Mereda tangismu, “Terima kasih” kamu ucapkan padanya, menghindar dari tatapan matanya. Senyapnya malam itu menemani kamu berdua, duduk berdampingan di pinggir jalan itu menatap langit. Kerlap-kerlip bintang dan cahaya bulan terlihat indah, sejujurnya setiap malam namun kamu tidak menyadarinya. Kamu terlalu fokus pada jalan yang kamu tapaki, dan sekarang kamu baru menyadarinya, dan mengutuk dirimu lagi, bodoh.

“Jika lelah, berhentilah sejenak. Jika sedih, menangislah sejenak. Jika marah, luapkan dan lupakan.” Katanya tiba-tiba, masih asik menatap keindahan langit malam. Kamu menatapnya sekilas, dan kembali menatap langit.

“Mudah bagimu berbicara, aku sendirian disini. Sulit untukku melwati jalan ini, dan ingin sekali aku kembali. Atau berhenti disini saja, kurasa cukup.”

“Payah sekali,” Kamu menatap tajam, marah. “Apa? Betul kamu itu payah, jalan ini adalah jalanmu. Dari awal kamu memilihnya, ini jalanmu. Kau menyerah pada jalanmu sendiri?”

“Aku tak paham.”

“Semua orang memilih jalan yang sama pada awalnya, namun mereka mengambil persimpangan dengan nama mereka sendiri, kebanyakan memang tidak sadar. Bodoh.”

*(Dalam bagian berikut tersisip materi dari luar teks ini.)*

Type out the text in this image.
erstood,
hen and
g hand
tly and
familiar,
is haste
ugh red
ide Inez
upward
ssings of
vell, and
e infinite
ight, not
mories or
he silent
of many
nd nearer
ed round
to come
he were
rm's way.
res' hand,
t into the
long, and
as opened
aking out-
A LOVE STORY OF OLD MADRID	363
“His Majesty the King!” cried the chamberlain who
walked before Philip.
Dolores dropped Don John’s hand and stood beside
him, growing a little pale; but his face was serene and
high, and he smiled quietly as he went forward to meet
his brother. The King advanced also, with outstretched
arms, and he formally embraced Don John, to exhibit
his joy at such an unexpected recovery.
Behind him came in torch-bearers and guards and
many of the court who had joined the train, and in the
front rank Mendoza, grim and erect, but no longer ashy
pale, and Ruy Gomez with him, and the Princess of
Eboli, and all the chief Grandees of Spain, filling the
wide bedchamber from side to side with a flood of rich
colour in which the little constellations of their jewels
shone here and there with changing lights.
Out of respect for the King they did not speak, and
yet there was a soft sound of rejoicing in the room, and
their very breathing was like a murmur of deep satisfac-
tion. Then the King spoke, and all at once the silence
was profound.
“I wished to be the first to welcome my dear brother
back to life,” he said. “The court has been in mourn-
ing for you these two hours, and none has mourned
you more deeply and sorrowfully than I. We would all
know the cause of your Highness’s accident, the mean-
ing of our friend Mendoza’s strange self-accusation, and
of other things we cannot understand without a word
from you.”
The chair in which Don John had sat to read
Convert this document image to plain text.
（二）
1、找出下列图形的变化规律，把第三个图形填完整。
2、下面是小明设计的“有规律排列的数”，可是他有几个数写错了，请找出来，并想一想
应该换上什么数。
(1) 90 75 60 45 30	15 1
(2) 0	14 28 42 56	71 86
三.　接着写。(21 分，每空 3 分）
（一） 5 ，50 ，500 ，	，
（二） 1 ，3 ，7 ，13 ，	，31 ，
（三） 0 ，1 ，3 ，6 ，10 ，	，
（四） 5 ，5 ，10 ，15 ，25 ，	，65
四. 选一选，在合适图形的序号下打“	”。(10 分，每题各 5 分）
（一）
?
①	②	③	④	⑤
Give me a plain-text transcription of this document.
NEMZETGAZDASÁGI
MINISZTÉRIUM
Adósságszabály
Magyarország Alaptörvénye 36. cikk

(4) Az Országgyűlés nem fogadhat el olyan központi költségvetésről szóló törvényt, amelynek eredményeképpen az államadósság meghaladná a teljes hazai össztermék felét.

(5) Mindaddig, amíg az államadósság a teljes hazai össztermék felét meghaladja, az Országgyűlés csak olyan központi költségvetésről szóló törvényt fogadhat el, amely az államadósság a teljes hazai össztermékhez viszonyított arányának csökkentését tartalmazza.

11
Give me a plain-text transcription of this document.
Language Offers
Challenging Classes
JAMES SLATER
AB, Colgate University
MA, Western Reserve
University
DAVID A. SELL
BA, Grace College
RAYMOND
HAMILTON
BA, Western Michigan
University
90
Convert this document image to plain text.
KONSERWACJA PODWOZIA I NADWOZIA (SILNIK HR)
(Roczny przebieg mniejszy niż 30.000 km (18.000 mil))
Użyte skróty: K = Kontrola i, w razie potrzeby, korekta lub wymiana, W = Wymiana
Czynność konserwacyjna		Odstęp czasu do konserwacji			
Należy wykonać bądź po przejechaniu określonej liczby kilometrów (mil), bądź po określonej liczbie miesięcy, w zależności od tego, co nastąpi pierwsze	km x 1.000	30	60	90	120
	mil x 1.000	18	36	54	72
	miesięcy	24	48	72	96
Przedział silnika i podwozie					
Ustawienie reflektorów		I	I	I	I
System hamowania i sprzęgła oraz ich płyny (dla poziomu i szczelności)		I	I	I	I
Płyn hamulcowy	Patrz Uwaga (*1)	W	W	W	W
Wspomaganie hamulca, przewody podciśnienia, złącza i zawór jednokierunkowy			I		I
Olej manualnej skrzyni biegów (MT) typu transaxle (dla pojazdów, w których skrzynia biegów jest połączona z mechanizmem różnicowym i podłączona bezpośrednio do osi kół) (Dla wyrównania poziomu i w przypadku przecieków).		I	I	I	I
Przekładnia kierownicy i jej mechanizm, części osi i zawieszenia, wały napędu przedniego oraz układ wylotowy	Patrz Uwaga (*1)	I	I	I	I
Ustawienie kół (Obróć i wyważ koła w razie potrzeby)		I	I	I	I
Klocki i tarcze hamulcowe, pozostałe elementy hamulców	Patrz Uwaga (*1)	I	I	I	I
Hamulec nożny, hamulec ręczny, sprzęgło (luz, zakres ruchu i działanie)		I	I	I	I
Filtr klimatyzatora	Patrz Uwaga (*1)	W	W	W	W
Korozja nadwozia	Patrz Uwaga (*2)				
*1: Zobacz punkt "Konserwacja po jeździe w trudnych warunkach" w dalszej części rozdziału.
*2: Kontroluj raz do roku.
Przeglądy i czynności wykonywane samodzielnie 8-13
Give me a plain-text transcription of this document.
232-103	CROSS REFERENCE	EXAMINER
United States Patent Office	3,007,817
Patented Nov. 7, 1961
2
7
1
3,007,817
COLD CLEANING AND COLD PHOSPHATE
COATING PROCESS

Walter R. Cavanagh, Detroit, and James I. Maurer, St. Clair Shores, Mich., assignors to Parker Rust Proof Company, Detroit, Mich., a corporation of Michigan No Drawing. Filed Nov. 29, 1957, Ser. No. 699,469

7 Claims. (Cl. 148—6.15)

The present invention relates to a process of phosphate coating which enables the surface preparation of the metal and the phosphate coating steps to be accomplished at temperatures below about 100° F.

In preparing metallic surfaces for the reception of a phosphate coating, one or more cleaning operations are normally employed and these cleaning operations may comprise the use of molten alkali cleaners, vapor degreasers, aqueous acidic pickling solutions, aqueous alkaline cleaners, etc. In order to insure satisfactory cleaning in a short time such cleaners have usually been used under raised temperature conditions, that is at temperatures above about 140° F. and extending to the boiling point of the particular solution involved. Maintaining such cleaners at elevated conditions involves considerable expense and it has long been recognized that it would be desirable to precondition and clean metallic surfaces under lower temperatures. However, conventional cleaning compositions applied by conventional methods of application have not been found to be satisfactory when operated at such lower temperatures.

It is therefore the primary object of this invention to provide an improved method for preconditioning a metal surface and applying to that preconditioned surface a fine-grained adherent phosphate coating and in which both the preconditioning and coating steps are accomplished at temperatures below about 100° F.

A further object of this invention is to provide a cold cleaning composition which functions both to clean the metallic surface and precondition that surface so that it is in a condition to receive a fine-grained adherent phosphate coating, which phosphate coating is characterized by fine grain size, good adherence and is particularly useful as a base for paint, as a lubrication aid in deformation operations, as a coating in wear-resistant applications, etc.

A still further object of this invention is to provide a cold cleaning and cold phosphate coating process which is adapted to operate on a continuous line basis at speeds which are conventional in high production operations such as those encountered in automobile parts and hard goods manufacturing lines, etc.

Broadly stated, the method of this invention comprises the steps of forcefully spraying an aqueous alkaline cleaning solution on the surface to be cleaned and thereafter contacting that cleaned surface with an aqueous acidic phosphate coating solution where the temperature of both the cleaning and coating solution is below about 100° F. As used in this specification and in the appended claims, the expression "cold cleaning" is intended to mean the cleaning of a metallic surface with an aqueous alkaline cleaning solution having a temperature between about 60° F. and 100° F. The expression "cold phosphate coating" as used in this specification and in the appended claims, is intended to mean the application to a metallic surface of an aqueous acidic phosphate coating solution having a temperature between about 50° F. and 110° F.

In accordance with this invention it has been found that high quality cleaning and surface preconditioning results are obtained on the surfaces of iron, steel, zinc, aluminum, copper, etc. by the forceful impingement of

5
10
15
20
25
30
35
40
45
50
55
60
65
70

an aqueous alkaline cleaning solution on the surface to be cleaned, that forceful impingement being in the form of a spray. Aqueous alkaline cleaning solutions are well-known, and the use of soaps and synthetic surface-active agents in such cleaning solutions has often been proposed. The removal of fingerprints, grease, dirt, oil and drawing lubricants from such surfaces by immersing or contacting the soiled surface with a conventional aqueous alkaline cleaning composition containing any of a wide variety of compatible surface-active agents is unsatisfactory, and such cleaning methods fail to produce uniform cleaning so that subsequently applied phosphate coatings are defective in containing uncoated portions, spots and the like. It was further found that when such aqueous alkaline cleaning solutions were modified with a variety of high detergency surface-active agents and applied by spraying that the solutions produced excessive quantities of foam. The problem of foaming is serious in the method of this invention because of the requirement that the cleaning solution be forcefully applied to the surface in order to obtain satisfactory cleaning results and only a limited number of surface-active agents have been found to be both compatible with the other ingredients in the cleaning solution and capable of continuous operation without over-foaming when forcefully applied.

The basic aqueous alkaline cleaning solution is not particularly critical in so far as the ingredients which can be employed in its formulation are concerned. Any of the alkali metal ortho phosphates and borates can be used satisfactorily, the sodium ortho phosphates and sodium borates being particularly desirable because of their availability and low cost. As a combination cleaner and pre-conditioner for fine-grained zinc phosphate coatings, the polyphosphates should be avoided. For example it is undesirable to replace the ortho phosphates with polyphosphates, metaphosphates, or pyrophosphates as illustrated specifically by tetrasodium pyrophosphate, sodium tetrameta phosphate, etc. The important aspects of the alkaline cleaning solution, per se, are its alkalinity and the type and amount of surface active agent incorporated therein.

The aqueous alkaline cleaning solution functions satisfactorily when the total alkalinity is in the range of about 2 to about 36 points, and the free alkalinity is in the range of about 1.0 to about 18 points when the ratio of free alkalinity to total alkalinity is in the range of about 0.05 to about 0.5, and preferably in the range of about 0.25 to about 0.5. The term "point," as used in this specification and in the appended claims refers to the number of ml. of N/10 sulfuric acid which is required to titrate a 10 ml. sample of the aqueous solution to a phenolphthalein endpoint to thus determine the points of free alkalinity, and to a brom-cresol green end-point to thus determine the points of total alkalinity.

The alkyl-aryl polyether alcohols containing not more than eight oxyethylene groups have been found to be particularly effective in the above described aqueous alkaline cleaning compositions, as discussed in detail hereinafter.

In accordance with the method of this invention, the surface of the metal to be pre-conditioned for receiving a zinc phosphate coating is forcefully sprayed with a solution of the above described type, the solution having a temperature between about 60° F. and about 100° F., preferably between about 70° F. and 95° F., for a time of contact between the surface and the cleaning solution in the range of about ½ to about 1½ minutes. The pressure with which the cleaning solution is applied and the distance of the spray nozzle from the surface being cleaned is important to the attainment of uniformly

“Aku tidak melihat ada namaku di depan jalan yang aku lewati dulu, kamu sok tahu. Buktinya kamu disini, buat apa?”

“Kau bukannya tidak tahu, kau hanya tidak ingin tahu. Kau terlalu munafik dan naif, terima saja. Dan aku disini, untuk menemanimu, aku mengikutimu.”

“KAU SIAPA? KAU GILA? KAU SUNGGUH TIDAK JELAS!”

“Aku dari arah yang berbeda, menemukan persimpangan ini dan melihatmu. Aku penyemangatmu, aku yang ingin menemanimu, aku yang ingin bersamamu. Jangan menyerah!”

Kamu terdiam sangat lama, lalu tertawa. Sungguh aneh, ada yang menjadi pengikutnya, dan menyemangatimu, memintamu melanjutkan bahkan kamu tidak tahu siapa yang berbicara denganmu sekarang. Aneh, kamu merasa aneh. Terbiasa sendiri dan tak ada yang peduli padamu, menentukan jalan sendiri, memilih langkah sendiri, berkutat sendiri. Lalu tiba-tiba kamu mendapati teman, yang mendukungmu, yang menyemangatimu, yang mau bersamamu. HAHA, segalanya aneh, bagimu.

“Ayo, jalan bersamaku. Jika jatuh, aku akan menopangmu. Jika sedih, aku akan menghiburmu. Jika kamu bahagia, aku yang akan menjadi alasan kamu bahagia. Ayo, jangan menyerah!”

Kamu tergiur, langit malam yang gelap berubah menjadi langit pagi yang cerah, mentari yang terbit menghangatkan bumi, kicauan burung-burung yang keluar dari sarangnya, awan putih tebal menghiasi langit pagi. Sungguh indah hari ini, di jalan yang sulit ini, bagimu.

Jadi, bagaimana akhir jalanku ini? Berniat mengakhiri, malah menemukan awal. Mari temani jalanku, bersamaku. Dan menjadi kita.